1) With the yoke nut off there was nothing holding the stem down, so as the water level changed in the sump, it would cause the valve to open to relieve pressure on the valve, or
2) With the motor running, the worn shaft would continue to turn, which would cause the limit switch to continuously open and shut.

After replacing the yoke nut and locking sleeve, and manually operating the valve, personnel were unsuccessful in setting the limit switch. While watching the valve stem, it was observed that it was rotating instead of functioning normally up and down. It was decided that the valve would need to be disassembled to find the root cause, and to make additional repairs to restore operability to the valve.
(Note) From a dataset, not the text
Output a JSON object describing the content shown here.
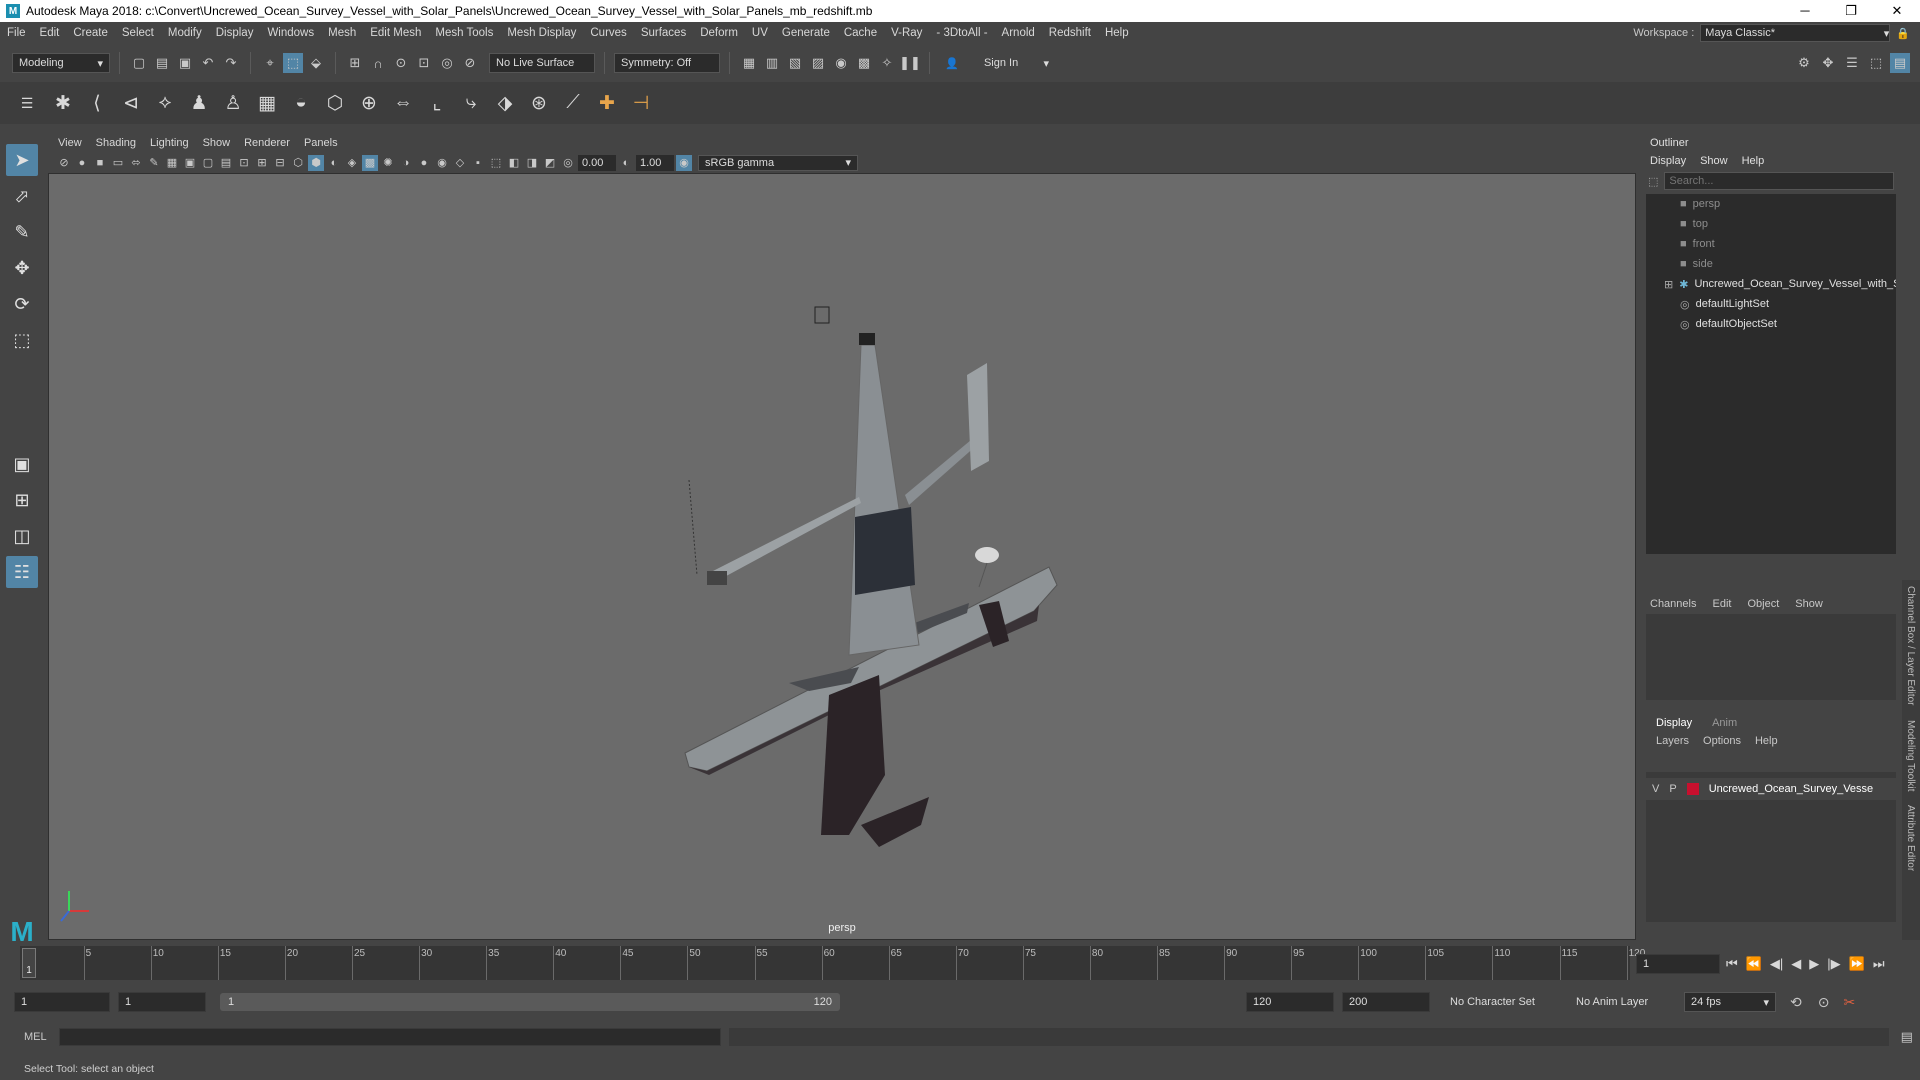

Analysis of Occurrence: During the time that valve 2 LWD-1 was inoperative and cycling open and shut, 2 LWD-2 was shut. Further, when people realized that 2 LWD-1 was cycling open and shut, action was taken to ensure that 2 LWD-2 would not and could not be opened, thus complying with T.S. 3.6.3.b.(2).

In addition, the section of pipe between the Reactor Building and 2 LWD-2 discharge, which includes 2 LWD-1, is seismic, so in the event of an earthquake or severe transient, the line should not break. The likelihood of an earthquake or severe transient in conjunction with a Loss of Coolant Accident (LOCA) is very small.

The health and safety of the general public were not endangered by this incident.

Corrective Actions: The immediate corrective action was to verify valve 2 LWD-2 as being shut and to take administrative control of 2 LWD-2 so it could not be operated. The valve operator for valve 2 LWD-1 was reassembled. The yoke nut and locking sleeve were installed and the threads above the locking sleeve were " staked"; damaging the threads in the drive sleeve; which should prevent the locking sleeve from unscrewing. The limit switch was adjusted and a terminal block was replaced. Those actions were still unsuccessful in making valve 2 LWD-1 operational. During an upcoming outage, 2 LWD-1 will be disassembled to determine why it presently will not operate.

An Operations precedure was revised so the Reactor Building Normal Sump could be drained without opening 2 LWD-2. A five year preventive maintenance (PM) program will be done on 2 LWD-1 during an upcoming outage. This PM consists of replacing the valve diaphragm.